Electronic Journal of Differential Equations,
Vol. 2015 (2015), No. 76, pp. 1-28.
Title: Mixed interior and boundary peak solutions of the Neumann problem
for the Henon equation in R^2
Authors: Yibin Zhang (Nanjing Agricultural Univ., Nanjing, China)
Haitao Yang (Zhejiang Univ., Hangzhou, China)
Abstract:
Let $\Omega$ be a bounded domain in $\mathbb{R}^2$ with smooth
boundary and $0\in\overline{\Omega}$, we study the Neumann problem
for the Henon equation
$$\displaylines{
-\Delta u+u=|x|^{2\alpha}u^p,\quad u>0 \quad \text{in } \Omega,\cr
\frac{\partial u}{\partial\nu}=0\quad \text{on } \partial\Omega,
}$$
where $\nu$ denotes the outer unit normal vector to $\partial\Omega$,
$-1<\alpha\not\in\mathbb{N}\cup\{0\}$ and p is a large exponent.
In a constructive way, we show that, as p approaches $+\infty$,
such a problem has a family of positive solutions with arbitrarily
many interior and boundary spikes involving the origin.
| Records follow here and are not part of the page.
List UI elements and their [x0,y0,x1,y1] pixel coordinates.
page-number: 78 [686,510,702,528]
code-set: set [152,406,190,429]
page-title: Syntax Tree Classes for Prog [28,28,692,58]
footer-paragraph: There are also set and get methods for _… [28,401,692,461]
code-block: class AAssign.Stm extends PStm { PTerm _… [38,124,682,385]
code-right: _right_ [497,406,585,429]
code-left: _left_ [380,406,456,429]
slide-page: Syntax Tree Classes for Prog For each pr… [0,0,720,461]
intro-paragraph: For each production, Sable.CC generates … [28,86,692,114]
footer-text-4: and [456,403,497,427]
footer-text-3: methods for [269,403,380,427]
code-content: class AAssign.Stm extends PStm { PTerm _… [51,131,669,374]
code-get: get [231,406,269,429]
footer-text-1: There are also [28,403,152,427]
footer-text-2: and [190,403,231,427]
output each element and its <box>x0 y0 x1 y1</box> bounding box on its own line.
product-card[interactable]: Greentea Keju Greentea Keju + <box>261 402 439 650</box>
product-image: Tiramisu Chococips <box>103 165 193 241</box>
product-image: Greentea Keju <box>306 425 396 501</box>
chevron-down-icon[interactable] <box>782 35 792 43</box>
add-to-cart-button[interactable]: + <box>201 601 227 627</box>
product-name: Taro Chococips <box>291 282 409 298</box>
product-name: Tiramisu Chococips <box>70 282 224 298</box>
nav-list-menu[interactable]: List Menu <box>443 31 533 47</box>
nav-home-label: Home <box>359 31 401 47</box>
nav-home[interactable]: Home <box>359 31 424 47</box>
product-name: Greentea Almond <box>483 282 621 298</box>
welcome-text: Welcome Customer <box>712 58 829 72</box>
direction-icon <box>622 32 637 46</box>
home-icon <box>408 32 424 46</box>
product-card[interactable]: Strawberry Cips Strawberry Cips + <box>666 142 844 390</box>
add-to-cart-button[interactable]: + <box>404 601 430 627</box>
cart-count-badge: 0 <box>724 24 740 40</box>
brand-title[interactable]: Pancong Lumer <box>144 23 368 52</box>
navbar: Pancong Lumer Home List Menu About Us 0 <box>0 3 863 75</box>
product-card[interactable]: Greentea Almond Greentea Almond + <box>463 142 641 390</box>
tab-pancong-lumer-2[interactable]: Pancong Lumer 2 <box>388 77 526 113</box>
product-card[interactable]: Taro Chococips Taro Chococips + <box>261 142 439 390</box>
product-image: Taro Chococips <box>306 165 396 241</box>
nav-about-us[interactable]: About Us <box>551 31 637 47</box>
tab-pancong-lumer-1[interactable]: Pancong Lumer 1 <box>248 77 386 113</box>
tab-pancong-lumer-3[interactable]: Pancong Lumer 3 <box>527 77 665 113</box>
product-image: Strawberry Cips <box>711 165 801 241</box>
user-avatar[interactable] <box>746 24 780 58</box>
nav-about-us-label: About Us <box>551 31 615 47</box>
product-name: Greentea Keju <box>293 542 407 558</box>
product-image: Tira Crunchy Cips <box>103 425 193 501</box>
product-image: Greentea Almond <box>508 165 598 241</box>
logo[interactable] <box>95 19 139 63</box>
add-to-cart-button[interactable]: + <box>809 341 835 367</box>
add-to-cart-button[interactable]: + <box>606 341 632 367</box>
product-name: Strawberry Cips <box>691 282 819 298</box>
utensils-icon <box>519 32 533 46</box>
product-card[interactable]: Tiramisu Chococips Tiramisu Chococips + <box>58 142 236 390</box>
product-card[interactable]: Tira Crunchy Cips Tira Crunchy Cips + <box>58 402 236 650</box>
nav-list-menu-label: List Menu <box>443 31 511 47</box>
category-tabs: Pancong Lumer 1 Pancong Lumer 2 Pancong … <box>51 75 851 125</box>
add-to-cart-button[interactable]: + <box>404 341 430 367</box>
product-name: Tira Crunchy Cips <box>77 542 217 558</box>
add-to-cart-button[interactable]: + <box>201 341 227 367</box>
The same techniques lead also to a more general result on
Henon-type weights.
Submitted October 14, 2014. Published March 26, 2015.
Math Subject Classifications: 35J25, 35J20, 58K05.
Key Words: Mixed interior and boundary peak solutions; Henon-type weight;
large exponent; Lyapunov-Schmidt reduction process.